Mikhail Bakhtin. Credit: Wikimedia Commons

The mind boggles at the Russian contributions to science. One remembers Yevgeny Zamyatin’s We, which became one of the classic critiques of Stalinism. The Russian contributions to alternative and literary criticism were impressive. One merely has to think of Mikhail Bakhtin and Roman Jakobson. Bakhtin, a genius, was a follower of orthodox Christianity. His work has now witnessed a revival and the author of Dostoyevsky’s poetics and the great book on the carnival Rabelais is today recognised as a genius for his work on dialogism. Bakthin was arrested in 1929 and sent to exile in the town of Kustanai in Soviet Central Asia. It was only Jakobson who kept Bakhtin alive and it was his enthusiasm that brought out the first English translation of Marxism and the Philosophy of Language. Bakhtin today is a revered figure but what one thinks of, is again the wilderness of time in which his works disappeared.

Russia also had its flotilla of poets, legendary names that hailed the revolution and felt disillusioned by it later. One thinks of Mayakovsky, and Alexander Blok, both of whom committed suicide. One must also cite Akhmatova and Mandelstam, poets whose words indict the Revolution and Stalin. One has to read their poems to capture the tragedy of the era.

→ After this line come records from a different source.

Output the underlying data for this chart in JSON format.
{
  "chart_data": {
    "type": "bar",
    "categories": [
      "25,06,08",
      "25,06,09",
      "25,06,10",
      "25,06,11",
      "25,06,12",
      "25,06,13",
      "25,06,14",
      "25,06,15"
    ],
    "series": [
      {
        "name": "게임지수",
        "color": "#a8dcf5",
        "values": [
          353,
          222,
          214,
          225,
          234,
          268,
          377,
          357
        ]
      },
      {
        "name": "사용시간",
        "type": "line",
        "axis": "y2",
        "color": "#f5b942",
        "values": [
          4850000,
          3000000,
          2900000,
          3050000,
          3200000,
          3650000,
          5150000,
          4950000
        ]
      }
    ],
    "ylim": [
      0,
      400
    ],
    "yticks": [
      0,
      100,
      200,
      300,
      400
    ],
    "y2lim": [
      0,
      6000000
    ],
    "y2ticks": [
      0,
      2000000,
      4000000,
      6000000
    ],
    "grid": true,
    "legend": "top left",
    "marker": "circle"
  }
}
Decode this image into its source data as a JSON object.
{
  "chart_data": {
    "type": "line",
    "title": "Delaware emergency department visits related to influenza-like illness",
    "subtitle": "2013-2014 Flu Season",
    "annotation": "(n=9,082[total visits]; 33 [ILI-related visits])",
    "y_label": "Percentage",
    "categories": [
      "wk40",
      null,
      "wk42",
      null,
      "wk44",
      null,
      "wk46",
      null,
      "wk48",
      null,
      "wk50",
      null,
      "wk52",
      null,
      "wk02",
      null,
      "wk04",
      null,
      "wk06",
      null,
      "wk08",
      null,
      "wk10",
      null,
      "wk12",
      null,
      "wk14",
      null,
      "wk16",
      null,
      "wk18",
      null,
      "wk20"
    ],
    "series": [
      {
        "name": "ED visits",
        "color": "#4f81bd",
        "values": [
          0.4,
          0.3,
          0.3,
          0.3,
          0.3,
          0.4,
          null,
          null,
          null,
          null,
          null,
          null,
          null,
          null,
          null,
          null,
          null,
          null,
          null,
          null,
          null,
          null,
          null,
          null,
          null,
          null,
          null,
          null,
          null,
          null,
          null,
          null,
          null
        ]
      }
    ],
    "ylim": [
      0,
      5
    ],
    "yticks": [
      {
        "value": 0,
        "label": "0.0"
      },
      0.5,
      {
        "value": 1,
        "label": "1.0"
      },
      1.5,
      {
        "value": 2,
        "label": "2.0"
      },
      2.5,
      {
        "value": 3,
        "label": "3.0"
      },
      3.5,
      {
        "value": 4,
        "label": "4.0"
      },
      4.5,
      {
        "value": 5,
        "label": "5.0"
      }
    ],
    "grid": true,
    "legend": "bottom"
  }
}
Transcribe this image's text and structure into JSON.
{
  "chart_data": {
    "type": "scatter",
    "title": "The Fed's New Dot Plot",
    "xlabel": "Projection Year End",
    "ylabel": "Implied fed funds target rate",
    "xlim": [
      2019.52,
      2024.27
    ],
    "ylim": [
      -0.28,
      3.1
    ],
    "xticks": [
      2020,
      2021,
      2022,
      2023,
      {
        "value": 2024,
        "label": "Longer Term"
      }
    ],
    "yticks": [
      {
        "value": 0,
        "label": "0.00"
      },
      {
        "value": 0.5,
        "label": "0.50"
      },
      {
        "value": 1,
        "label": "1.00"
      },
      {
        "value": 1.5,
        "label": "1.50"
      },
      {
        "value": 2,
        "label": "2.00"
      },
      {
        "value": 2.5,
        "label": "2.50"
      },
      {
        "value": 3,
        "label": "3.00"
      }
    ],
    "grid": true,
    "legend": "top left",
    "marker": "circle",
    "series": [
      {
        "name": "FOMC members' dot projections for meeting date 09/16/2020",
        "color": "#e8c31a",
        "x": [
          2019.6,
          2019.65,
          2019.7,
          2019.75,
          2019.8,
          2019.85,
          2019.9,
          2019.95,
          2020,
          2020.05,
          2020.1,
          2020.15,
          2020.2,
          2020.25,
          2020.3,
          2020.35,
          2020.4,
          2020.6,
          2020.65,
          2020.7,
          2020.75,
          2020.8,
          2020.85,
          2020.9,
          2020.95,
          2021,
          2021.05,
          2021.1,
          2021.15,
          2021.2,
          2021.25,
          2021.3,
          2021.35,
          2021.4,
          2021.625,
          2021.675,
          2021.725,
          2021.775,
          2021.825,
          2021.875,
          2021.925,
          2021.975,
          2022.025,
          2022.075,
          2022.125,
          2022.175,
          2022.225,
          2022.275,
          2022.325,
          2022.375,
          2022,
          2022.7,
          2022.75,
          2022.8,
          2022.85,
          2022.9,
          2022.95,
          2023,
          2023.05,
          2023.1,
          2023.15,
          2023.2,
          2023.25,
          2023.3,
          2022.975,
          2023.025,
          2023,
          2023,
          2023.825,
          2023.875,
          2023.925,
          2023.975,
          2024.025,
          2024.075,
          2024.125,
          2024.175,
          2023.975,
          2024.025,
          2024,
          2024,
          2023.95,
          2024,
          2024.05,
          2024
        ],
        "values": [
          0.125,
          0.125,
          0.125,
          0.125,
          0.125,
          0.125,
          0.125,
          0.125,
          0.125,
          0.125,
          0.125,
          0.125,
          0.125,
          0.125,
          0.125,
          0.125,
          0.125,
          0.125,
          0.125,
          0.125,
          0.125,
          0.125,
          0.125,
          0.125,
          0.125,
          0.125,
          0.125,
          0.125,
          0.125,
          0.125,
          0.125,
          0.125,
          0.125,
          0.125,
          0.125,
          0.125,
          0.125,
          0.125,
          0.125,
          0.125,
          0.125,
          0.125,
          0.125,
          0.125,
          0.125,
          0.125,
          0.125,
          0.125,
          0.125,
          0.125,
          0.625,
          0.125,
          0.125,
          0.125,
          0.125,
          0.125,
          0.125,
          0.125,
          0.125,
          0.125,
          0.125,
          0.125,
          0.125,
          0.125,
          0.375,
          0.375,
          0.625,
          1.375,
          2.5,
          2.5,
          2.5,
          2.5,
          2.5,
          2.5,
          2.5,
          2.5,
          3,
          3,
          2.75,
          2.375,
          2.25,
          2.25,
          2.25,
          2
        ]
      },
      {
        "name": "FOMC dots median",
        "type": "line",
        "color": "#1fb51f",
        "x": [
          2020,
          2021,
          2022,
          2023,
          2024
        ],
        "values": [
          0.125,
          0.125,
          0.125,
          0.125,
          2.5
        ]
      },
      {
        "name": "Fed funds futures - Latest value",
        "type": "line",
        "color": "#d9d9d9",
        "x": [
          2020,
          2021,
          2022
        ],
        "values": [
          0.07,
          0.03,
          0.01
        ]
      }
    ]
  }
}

Oddly, few people talk of the greatness of ideas that sprung in the beginning of the revolution, an effervescence of pluralism in literature, poetry, linguistics, mathematics, that is sheer genius. One is tempted to ask the “what-if” question, what if these ideas had survived and Stalin was absent? I wonder if we would be facing the mediocrity of Trump and Putin or the indictments of Stalin. I wish some genius could write an alternative history of Russia as if all these ideas flourished. The sadness is the dream and the possibility is literally over. It would be like recreating a literary or scientific world which the world calls a Potemkin village, an imitation of reality meant to deceive an audience into thinking it was real and even possible.

Shiv Visvanathan is a professor at the Jindal Global Law School and director, Centre for the Study of Knowledge Systems, O. P. Jindal Global University.